Open banking en Europe : passer du simple respect réglementaire à l’orchestration d’écosystèmes
En Europe, l’open banking n’est plus une nouveauté réglementaire. Les obligations de partage de données et d’initiation de paiement ont déjà redéfini les règles du jeu. Mais elles n’ont pas, à elles seules, déterminé les gagnants. Pour les dirigeants bancaires européens, la vraie question n’est plus de savoir comment se conformer, mais comment transformer cette base réglementaire en avantage concurrentiel durable.
Le risque est clair : les établissements qui s’arrêtent au strict minimum deviennent des infrastructures de fond de scène. Ils continuent d’héberger les comptes, de traiter les transactions et de porter les contraintes réglementaires, tandis que d’autres acteurs captent l’engagement, l’usage quotidien et la valeur relationnelle. Dans un marché où le client peut conserver son compte tout en déplaçant l’essentiel de son expérience vers une autre interface, la conformité seule ne protège plus la pertinence commerciale.

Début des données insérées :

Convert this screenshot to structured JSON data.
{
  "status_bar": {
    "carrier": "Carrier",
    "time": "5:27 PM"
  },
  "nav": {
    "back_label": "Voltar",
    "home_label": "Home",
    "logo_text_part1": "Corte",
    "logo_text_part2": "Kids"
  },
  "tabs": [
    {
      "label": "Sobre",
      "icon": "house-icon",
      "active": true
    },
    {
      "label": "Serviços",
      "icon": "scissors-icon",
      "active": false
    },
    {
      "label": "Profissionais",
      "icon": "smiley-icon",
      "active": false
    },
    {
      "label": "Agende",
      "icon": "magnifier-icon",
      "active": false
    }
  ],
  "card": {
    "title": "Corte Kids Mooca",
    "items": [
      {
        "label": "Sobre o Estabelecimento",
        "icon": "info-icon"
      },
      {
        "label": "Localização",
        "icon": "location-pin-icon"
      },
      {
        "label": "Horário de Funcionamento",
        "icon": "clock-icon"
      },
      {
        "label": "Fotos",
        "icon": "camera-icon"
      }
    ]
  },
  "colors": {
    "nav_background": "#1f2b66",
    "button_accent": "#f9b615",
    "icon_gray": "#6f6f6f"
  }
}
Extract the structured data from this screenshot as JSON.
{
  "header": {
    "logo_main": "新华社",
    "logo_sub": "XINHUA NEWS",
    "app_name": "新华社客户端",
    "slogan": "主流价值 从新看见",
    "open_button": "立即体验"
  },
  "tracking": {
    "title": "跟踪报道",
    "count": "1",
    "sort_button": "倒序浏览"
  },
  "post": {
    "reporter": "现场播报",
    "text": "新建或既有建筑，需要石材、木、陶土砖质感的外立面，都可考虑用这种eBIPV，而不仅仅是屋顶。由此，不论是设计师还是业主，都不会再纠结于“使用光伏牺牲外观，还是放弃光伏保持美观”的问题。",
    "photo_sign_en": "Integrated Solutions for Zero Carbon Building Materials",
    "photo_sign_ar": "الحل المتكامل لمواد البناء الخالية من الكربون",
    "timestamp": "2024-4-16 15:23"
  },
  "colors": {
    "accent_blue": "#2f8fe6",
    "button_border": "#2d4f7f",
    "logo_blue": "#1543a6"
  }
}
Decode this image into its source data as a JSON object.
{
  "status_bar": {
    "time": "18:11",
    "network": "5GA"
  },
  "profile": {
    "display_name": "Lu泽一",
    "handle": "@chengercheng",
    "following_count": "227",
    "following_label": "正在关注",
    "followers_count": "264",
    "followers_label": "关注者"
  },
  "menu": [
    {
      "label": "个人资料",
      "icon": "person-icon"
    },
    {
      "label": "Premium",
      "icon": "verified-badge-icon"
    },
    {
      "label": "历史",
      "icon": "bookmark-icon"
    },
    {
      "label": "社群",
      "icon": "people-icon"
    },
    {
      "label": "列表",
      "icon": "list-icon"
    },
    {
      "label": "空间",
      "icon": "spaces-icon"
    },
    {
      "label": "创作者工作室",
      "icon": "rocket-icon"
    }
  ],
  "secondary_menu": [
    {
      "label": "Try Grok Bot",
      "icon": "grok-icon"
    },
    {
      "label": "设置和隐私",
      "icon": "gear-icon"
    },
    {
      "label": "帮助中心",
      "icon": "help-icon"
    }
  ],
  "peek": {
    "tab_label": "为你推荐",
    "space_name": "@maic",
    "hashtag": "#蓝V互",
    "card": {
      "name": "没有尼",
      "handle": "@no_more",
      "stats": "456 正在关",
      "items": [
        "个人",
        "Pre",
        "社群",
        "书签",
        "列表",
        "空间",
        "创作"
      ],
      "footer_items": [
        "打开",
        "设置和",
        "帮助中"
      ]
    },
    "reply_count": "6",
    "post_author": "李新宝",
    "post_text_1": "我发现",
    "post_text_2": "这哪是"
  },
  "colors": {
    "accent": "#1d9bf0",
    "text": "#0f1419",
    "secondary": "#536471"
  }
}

Pour les banques européennes, l’enjeu est donc de passer d’une logique de conformité à une logique d’orchestration. Cela implique de considérer l’ouverture non comme une obligation défensive, mais comme une plateforme de croissance, de partenariat et d’innovation centrée sur des besoins concrets du client.
L’Europe a ouvert la porte, mais pas encore créé les leaders
Le cadre européen a joué un rôle décisif en accélérant la circulation sécurisée des données bancaires avec le consentement du client. Cette avancée a permis l’émergence de nouveaux usages et de nouveaux intermédiaires. Pourtant, dans de nombreux cas, les résultats visibles restent concentrés sur des services d’agrégation ou de gestion financière relativement basiques. Utiles, certes, mais rarement suffisamment différenciants pour transformer la relation client ou redéfinir la position d’une banque dans la chaîne de valeur.
Pour les groupes bancaires opérant à l’échelle européenne, le problème est d’autant plus stratégique que le marché reste fragmenté par les langues, les attentes clients, les niveaux de maturité numérique et les réalités opérationnelles. Une banque peut être conforme partout sans pour autant être attractive nulle part. La prochaine phase de création de valeur dépendra moins de l’exposition générique d’API que de la capacité à construire des propositions ciblées, utiles et adaptées à des parcours de vie réels.
Pourquoi la conformité seule expose les banques
Les clients ne comparent plus uniquement leur banque à d’autres banques. Leurs attentes sont façonnées par les meilleures expériences numériques qu’ils rencontrent au quotidien : services simples, immédiats, personnalisés et disponibles au bon moment. Dans cet environnement, une banque qui se contente d’API réglementaires standardisées facilite l’accès à ses données sans forcément garder la maîtrise de la relation.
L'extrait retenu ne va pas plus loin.